North Korean hacker who tried to get a job at US tech company caught red-handed - here's how

A North Korean hacker who attempted to infiltrate the ranks of a US tech company has been caught red-handed.

He had applied for an engineering role at the Kraken cryptocurrency exchange, which knew he was a malicious actor from the very start.

But instead of rejecting his CV, executives allowed him to advance through the recruitment process so they could gather intelligence about his tactics.

The first red flag emerged when the hacker joined a video call using a different name to the one on his resume, with his voice occasionally switching throughout the interview.

It was also discovered that the dodgy candidate's email address was linked to a large network of fake identities and aliases used by a hacking group.

Forensic examination of his ID showed that it appeared to have been altered - and may have featured details from victims of identity theft.

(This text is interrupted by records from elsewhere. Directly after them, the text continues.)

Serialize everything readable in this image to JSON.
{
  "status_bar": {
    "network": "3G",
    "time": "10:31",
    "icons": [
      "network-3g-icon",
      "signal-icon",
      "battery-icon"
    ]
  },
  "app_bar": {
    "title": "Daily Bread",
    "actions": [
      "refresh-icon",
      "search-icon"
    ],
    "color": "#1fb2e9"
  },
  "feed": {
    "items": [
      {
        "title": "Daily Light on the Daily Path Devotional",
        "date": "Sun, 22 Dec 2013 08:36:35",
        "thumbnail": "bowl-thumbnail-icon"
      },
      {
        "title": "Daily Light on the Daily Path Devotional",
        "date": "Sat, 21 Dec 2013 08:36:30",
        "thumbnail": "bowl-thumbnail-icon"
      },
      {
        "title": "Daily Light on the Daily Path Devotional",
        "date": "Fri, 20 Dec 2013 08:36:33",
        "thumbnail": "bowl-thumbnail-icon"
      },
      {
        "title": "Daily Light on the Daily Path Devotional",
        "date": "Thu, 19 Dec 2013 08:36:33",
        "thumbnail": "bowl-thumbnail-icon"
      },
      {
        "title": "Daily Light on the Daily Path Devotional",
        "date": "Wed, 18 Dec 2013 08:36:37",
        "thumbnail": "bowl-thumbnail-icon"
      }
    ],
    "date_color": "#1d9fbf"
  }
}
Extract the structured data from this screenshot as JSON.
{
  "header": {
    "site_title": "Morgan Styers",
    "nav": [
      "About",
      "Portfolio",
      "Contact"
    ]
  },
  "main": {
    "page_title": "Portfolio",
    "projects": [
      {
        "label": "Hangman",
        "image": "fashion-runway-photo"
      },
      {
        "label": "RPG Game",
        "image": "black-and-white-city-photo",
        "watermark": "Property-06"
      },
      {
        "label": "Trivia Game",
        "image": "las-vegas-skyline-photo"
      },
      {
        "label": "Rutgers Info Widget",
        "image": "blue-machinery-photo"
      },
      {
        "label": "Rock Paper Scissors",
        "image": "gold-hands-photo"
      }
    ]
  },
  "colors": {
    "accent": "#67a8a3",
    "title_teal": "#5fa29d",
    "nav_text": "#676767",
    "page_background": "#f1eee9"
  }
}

Traps were also set in the final interview, when the hacker was asked to verify their location and recommend nice restaurants in the city they claimed to live in.

Kraken said this caused the candidate to unravel - and they were unable to convincingly answer simple questions because they were flustered and caught off guard.

"By the end of the interview, the truth was clear: this was not a legitimate applicant, but an imposter attempting to infiltrate our systems," the company added.

Read more tech news:
M&S pauses recruitment amid cyber attack
UK heading for 'climate disaster'

Its chief security officer Nick Percoco has warned state-sponsored attacks are a "global threat" - and while some hackers break in, others try to walk through the front door.

Although artificial intelligence is making it easier to deceive businesses, he doesn't believe this technology is foolproof, as real-time verification tests can often wrong-foot fraudsters.

Research from the Google Threat Intelligence Group suggests this is a growing problem - with North Korean IT workers gaining employment at major companies in the US and Europe.

Their salaries help generate revenue for the secretive state - and in some cases, malicious actors also extort their employers by threatening to release commercially sensitive information.